Pablo Tiscornia

Personal information
- Full name: José Pablo Tiscornia Baptista
- Date of birth: 15 February 1974 (age 52)
- Place of birth: Montevideo, Uruguay
- Height: 1.90 m (6 ft 3 in)
- Position: Defender

Team information
- Current team: River Plate (Caretaker)

Senior career*
- Years: Team / Apps / (Gls)
- 1993–1999: River Plate
- 1999–2000: USAC
- 2000–2001: Herediano
- 2001–2004: A.D. Santa Barbara
- 2004–2006: Cartaginés
- 2006–2007: Luis Ángel Firpo
- 2007–2009: River Plate / 43 / (0)
- 2009–2010: Cerro Largo / 28 / (0)
- 2011: Rentistas / 10 / (0)
- 2011–2012: Juventud / 18 / (0)

Managerial career
- 2016: River Plate (caretaker)
- 2017–2018: River Plate
- 2019: Tacuarembó
- 2019–2021: Juventud
- 2021-: River Plate (caretaker)

= Pablo Tiscornia =

Uruguayan footballer and manager (born 1974)

José Pablo Tiscornia Baptista (born 15 February 1974, in Montevideo) is a Uruguayan manager and former footballer.
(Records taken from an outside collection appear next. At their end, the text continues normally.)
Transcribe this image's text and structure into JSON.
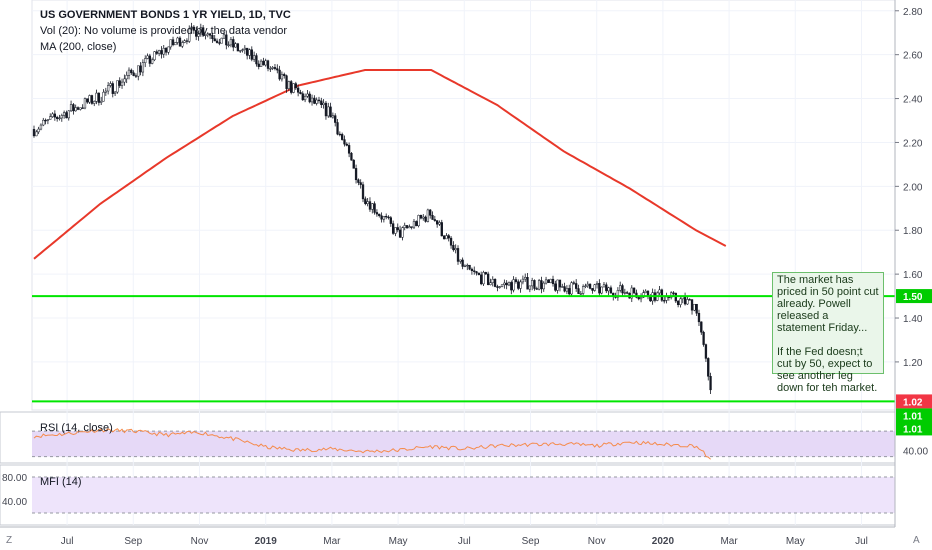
{
  "chart_data": [
    {
      "type": "candlestick",
      "title": "US GOVERNMENT BONDS 1 YR YIELD, 1D, TVC",
      "indicators": [
        "Vol (20): No volume is provided by the data vendor",
        "MA (200, close)"
      ],
      "x_ticks": [
        "Jul",
        "Sep",
        "Nov",
        "2019",
        "Mar",
        "May",
        "Jul",
        "Sep",
        "Nov",
        "2020",
        "Mar",
        "May",
        "Jul",
        "Aug"
      ],
      "y_ticks": [
        "2.80",
        "2.60",
        "2.40",
        "2.20",
        "2.00",
        "1.80",
        "1.60",
        "1.40",
        "1.20"
      ],
      "ylim": [
        0.99,
        2.84
      ],
      "price_series": {
        "name": "US GOVERNMENT BONDS 1 YR YIELD",
        "months": [
          0.0,
          1.0,
          2.0,
          3.0,
          4.0,
          5.0,
          6.0,
          7.0,
          8.0,
          9.0,
          10.0,
          11.0,
          12.0,
          13.0,
          14.0,
          15.0,
          16.0,
          17.0,
          18.0,
          19.0,
          20.0,
          20.5
        ],
        "close": [
          2.26,
          2.34,
          2.41,
          2.52,
          2.63,
          2.72,
          2.64,
          2.55,
          2.42,
          2.33,
          1.95,
          1.78,
          1.88,
          1.62,
          1.55,
          1.56,
          1.54,
          1.53,
          1.52,
          1.5,
          1.46,
          1.02
        ]
      },
      "ma_series": {
        "name": "MA (200, close)",
        "months": [
          0.0,
          2.0,
          4.0,
          6.0,
          8.0,
          10.0,
          12.0,
          14.0,
          16.0,
          18.0,
          20.0,
          21.0
        ],
        "values": [
          1.67,
          1.92,
          2.13,
          2.32,
          2.46,
          2.53,
          2.53,
          2.37,
          2.16,
          1.99,
          1.8,
          1.72
        ]
      },
      "horizontal_lines": [
        {
          "value": 1.5,
          "label": "1.50",
          "color": "#00e600"
        },
        {
          "value": 1.02,
          "label": "1.02",
          "color": "#00e600"
        }
      ],
      "price_labels": [
        {
          "text": "1.50",
          "color": "#00cc00"
        },
        {
          "text": "1.02",
          "color": "#f23645"
        },
        {
          "text": "1.01",
          "color": "#00cc00"
        },
        {
          "text": "1.01",
          "color": "#00cc00"
        }
      ]
    },
    {
      "type": "line",
      "title": "RSI (14, close)",
      "y_ticks": [
        "80.00",
        "40.00"
      ],
      "ylim": [
        20,
        100
      ],
      "bands": [
        70,
        30
      ],
      "series": [
        {
          "name": "RSI (14, close)",
          "months": [
            0,
            1,
            2,
            3,
            4,
            5,
            6,
            7,
            8,
            9,
            10,
            11,
            12,
            13,
            14,
            15,
            16,
            17,
            18,
            19,
            20,
            20.5
          ],
          "values": [
            62,
            66,
            72,
            70,
            64,
            68,
            58,
            45,
            40,
            42,
            38,
            40,
            46,
            42,
            47,
            49,
            50,
            47,
            53,
            49,
            47,
            23
          ]
        }
      ]
    },
    {
      "type": "line",
      "title": "MFI (14)",
      "y_ticks": [
        "80.00",
        "40.00"
      ],
      "ylim": [
        0,
        100
      ]
    }
  ],
  "note": {
    "text": "The market has priced in 50 point cut already. Powell released a statement Friday...\n\nIf the Fed doesn;t cut by 50, expect to see another leg down for teh market."
  },
  "corners": {
    "left": "Z",
    "right": "A"
  },
  "colors": {
    "up": "#ffffff",
    "down": "#131722",
    "ma": "#e8382a",
    "level": "#00e600",
    "rsi": "#f58b4c",
    "rsi_band": "#e6d9f7",
    "mfi_band": "#eee4fb"
  }
}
He is currently assistant manager of River Plate.

==Club career==
Born in Montevideo, Tiscornia began playing football with local side River Plate where he made his debut in the Primera División Uruguaya in 1999.

==Coaching career==
After working as a youth coach for some years for River Plate, he was promoted to manager of the first team on 28 September 2016 until the end of the year, after the dismissal of Juan Ramón Carrasco. From the new year, he returned to coaching the youth sector but in March 2017, he was appointed manager of the first team once again. He left the club on 28 August 2018.

On 30 January 2019, he was appointed manager of Tacuarembó. He left the position at the end of May 2019.

On 3 September 2019, Tiscornia returned to Juventud as the club's new manager.